For Random Forests, we built large ensembles (50,000 regression trees) with 100 repeats of 4-fold cross validation. The large number of trees was used to ensure the algorithm has adequate usage of each feature to assess its importance, especially in the case of second-order models (> 1300 predictors).

Estimation was performed under cross-validated to avoid over-fitting and reduce the influence of outliers. Over-fitting was a concern because of the limited sample size and the eventual inclusion of second-order terms comprised of quadratic and pairwise interaction variables. We evaluated both first- and second-order models by looking at their variance explained (measured using adjusted R²) and prediction error distribution (RMSE). The process was identical for predicting both UEFM and WMFT changes. We repeated 4-fold cross-validation 100 times to obtain a range for each prediction quality metric, and ensuring we took into account different data splits.

Ranking the features

Since LASSO regression has no built-in method for ranking model predictors and reducing the dimensionality of the input feature space needed to predict UEFM and WMFT changes, we devised two methods to unpack our LASSO models and determine the relative importance of features instrumental to clinical outcome prediction.

First, we examined the shrunk feature set resulting from each of our 100 4-fold cross-validation repeats. We used the proportion of these repeats each feature was selected as our main measure of that feature’s importance for prediction.
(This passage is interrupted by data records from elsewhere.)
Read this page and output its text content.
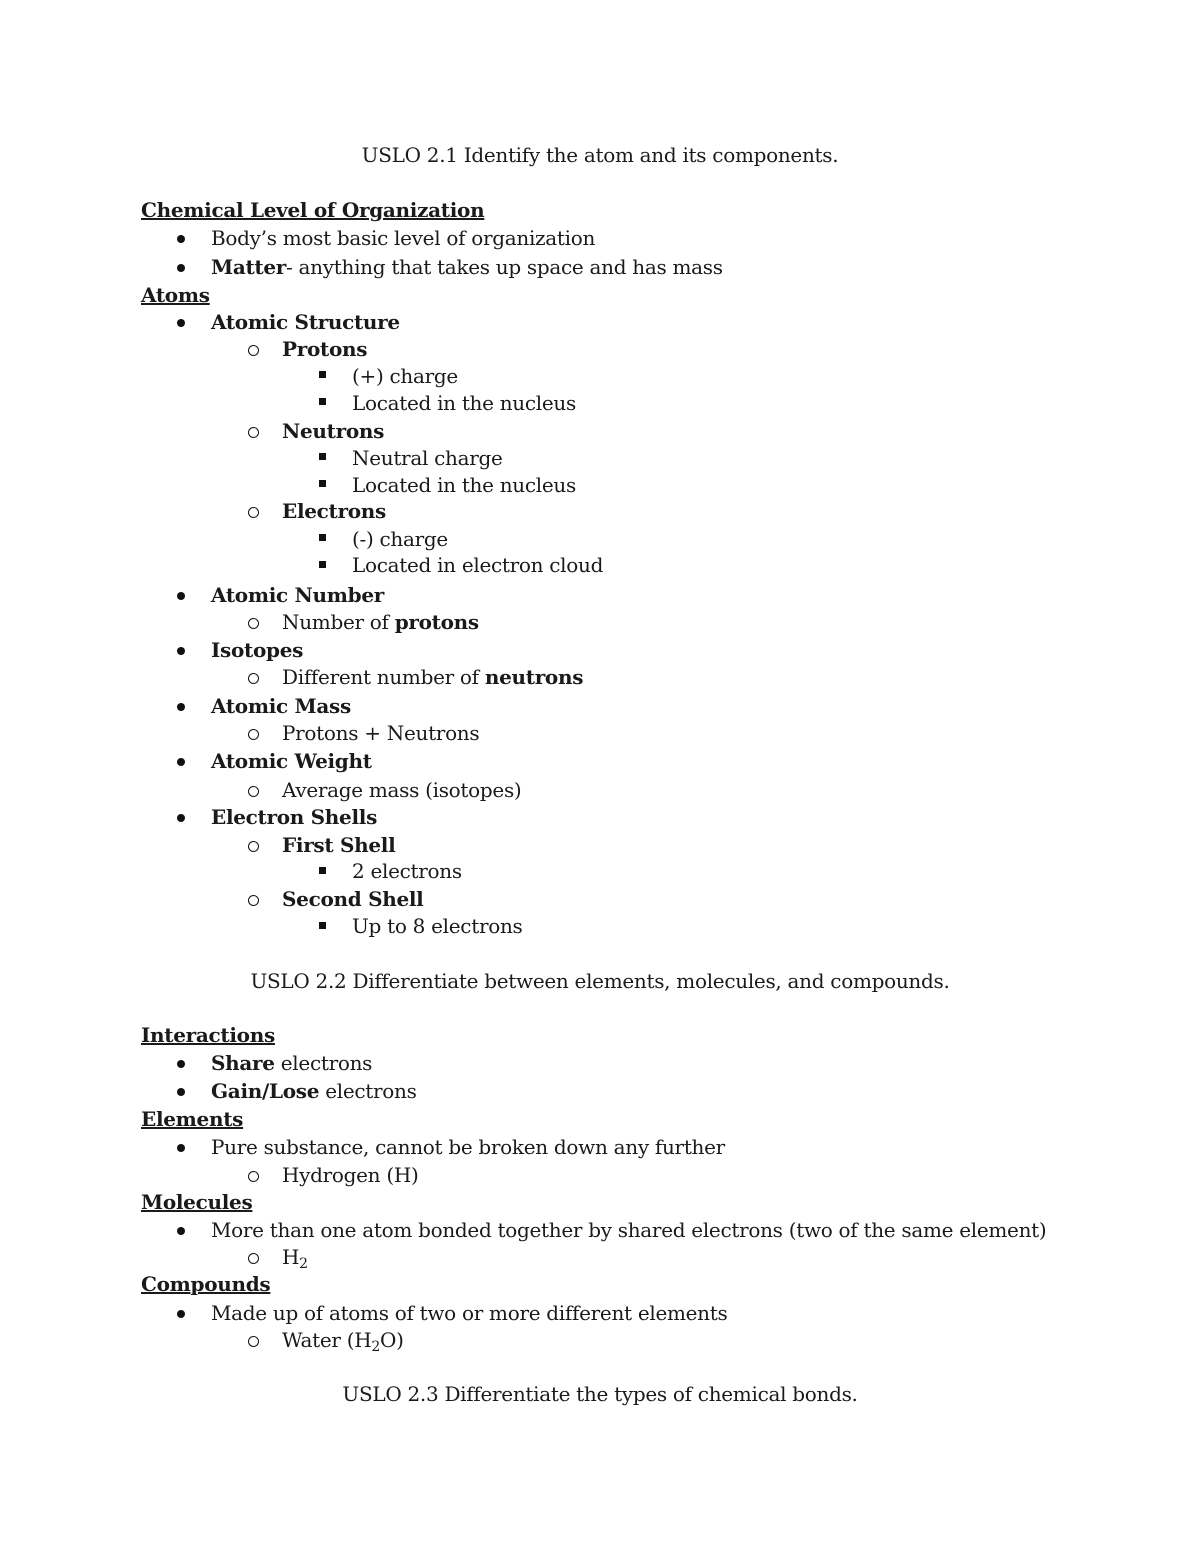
USLO 2.1 Identify the atom and its components.
Chemical Level of Organization
Body’s most basic level of organization
Matter- anything that takes up space and has mass
Atoms
Atomic Structure
Protons
(+) charge
Located in the nucleus
Neutrons
Neutral charge
Located in the nucleus
Electrons
(-) charge
Located in electron cloud
Atomic Number
Number of protons
Isotopes
Different number of neutrons
Atomic Mass
Protons + Neutrons
Atomic Weight
Average mass (isotopes)
Electron Shells
First Shell
2 electrons
Second Shell
Up to 8 electrons
USLO 2.2 Differentiate between elements, molecules, and compounds.
Interactions
Share electrons
Gain/Lose electrons
Elements
Pure substance, cannot be broken down any further
Hydrogen (H)
Molecules
More than one atom bonded together by shared electrons (two of the same element)
$H_2$
Compounds
Made up of atoms of two or more different elements
Water $(H_2O)$
USLO 2.3 Differentiate the types of chemical bonds.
This gave each feature a rank from 0 (always shrunk, unimportant for prediction) to 1 (never shrunk, essential for prediction).

Second, we excluded individual features and calculated the difference in prediction R² when the feature was present and the when the feature was removed. We again used 4-fold cross-validation with 100 repeats. To avoid making a distributional assumption for the change in the coefficient of variation, , we used its median as a measure of relative importance. Features whose removal resulted in larger Δ_j were deemed more important to the model.

Random forests are a powerful method [27] for ranking features in high-dimensional data by their relative importance in predicting an outcome variable. However, we saw only limited success in their ability to identify important features in this data set. This is primarily due to their failure to effectively predict changes in clinical outcomes, likely due to the small yet highly sparse data.